Research published by the MoJ last year indicated that some 39% of people granted awards by tribunals had not been paid and a mere 53% were paid in full. The details of more than 570 companies and individuals that have failed to make payments are now being held on a register, however.
The database, which was started in April last year, can be searched by both credit reference firms and members of the public. It holds information about defaulters that have court judgements, criminal fines and now tribunal awards issued against them.
Justice Minister Bridget Prentice said: “The government is determined to ensure people are not denied access to justice by a small minority of unscrupulous individuals or companies who refuse to respect the award. The fast track will ensure all recipients can pursue their awards with ease.”
The fast track initiative was created following lobbying by charity Citizens Advice and will come into force on 6 April.

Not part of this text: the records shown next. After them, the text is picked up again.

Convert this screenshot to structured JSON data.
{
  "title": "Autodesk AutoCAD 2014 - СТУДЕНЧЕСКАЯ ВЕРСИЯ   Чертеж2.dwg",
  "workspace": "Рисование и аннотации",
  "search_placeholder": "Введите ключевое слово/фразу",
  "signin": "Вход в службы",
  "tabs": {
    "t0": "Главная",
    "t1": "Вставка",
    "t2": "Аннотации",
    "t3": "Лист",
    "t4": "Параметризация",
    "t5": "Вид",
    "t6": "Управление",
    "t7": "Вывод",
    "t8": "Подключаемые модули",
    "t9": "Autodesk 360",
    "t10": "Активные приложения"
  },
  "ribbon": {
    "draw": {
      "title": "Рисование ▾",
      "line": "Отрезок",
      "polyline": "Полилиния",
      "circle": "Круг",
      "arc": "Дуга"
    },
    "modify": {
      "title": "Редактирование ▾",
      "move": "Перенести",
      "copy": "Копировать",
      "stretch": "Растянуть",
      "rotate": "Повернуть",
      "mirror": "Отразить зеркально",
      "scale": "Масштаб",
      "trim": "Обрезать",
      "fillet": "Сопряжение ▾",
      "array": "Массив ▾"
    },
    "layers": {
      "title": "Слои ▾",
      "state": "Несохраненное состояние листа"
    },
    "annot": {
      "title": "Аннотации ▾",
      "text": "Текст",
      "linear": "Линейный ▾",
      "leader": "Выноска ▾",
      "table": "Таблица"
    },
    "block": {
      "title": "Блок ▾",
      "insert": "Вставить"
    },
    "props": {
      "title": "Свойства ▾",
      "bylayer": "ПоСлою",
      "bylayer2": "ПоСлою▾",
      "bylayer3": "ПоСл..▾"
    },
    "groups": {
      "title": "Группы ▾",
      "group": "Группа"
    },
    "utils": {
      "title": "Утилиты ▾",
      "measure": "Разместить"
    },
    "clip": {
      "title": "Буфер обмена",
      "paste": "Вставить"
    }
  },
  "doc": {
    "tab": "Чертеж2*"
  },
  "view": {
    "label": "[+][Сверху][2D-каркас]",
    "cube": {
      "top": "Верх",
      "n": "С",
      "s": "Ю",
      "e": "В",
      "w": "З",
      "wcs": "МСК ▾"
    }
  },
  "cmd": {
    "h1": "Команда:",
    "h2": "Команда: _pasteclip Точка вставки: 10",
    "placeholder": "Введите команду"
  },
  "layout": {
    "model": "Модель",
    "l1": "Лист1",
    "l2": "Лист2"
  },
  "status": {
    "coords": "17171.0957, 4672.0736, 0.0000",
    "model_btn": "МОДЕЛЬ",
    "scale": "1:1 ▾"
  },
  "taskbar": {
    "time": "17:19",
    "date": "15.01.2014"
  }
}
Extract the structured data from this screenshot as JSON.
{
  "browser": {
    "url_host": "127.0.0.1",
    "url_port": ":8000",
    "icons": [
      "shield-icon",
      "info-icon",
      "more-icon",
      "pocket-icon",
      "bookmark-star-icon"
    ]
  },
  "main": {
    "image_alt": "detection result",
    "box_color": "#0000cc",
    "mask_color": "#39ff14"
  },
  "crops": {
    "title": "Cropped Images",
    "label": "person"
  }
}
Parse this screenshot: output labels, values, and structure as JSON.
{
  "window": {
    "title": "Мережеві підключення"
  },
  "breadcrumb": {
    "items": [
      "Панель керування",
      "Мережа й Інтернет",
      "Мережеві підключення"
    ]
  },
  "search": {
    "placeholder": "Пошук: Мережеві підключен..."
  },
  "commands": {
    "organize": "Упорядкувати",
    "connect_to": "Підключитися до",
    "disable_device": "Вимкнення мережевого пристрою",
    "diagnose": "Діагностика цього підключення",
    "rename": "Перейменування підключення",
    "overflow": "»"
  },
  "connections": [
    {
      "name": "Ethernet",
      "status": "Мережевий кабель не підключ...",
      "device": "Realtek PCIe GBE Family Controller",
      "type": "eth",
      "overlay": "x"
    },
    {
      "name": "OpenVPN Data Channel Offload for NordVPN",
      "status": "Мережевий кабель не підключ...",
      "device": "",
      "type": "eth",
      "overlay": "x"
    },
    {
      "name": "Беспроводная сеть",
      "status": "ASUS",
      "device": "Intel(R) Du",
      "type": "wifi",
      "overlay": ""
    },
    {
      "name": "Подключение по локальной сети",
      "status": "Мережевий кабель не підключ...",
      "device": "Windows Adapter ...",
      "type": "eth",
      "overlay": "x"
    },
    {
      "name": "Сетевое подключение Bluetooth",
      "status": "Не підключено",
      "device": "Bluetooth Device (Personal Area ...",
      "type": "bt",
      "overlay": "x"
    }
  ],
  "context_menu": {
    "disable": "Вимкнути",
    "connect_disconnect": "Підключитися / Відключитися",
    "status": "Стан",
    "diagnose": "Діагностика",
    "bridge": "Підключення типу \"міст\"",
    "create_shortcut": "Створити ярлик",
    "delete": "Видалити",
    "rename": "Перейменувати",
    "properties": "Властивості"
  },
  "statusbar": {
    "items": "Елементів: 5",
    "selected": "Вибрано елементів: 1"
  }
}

It means that if employers fail to honour payment of awards ordered by the tribunal, personnel can apply to High Court Enforcement Officers, who will complete court processes on their behalf and commence enforcement activity as soon as possible.
Staff will pay a £50 court fee to have a writ issued against their employer in order to seize assets to the value of any payment they are due. The figure is then added to the debt owed by their employer. The previous £70.50 fee, normally levied on employees if the money cannot be recovered, will now be waived.
Richard Dunstan, social policy officer for Citizens Advice, said: “We warmly welcome this measure, which we hope will give the Employment Tribunal system the teeth it needs to ensure that rogue employers actually pay the awards made against them. All too often at present, a successful claim to the tribunal proves to be a hollow victory.”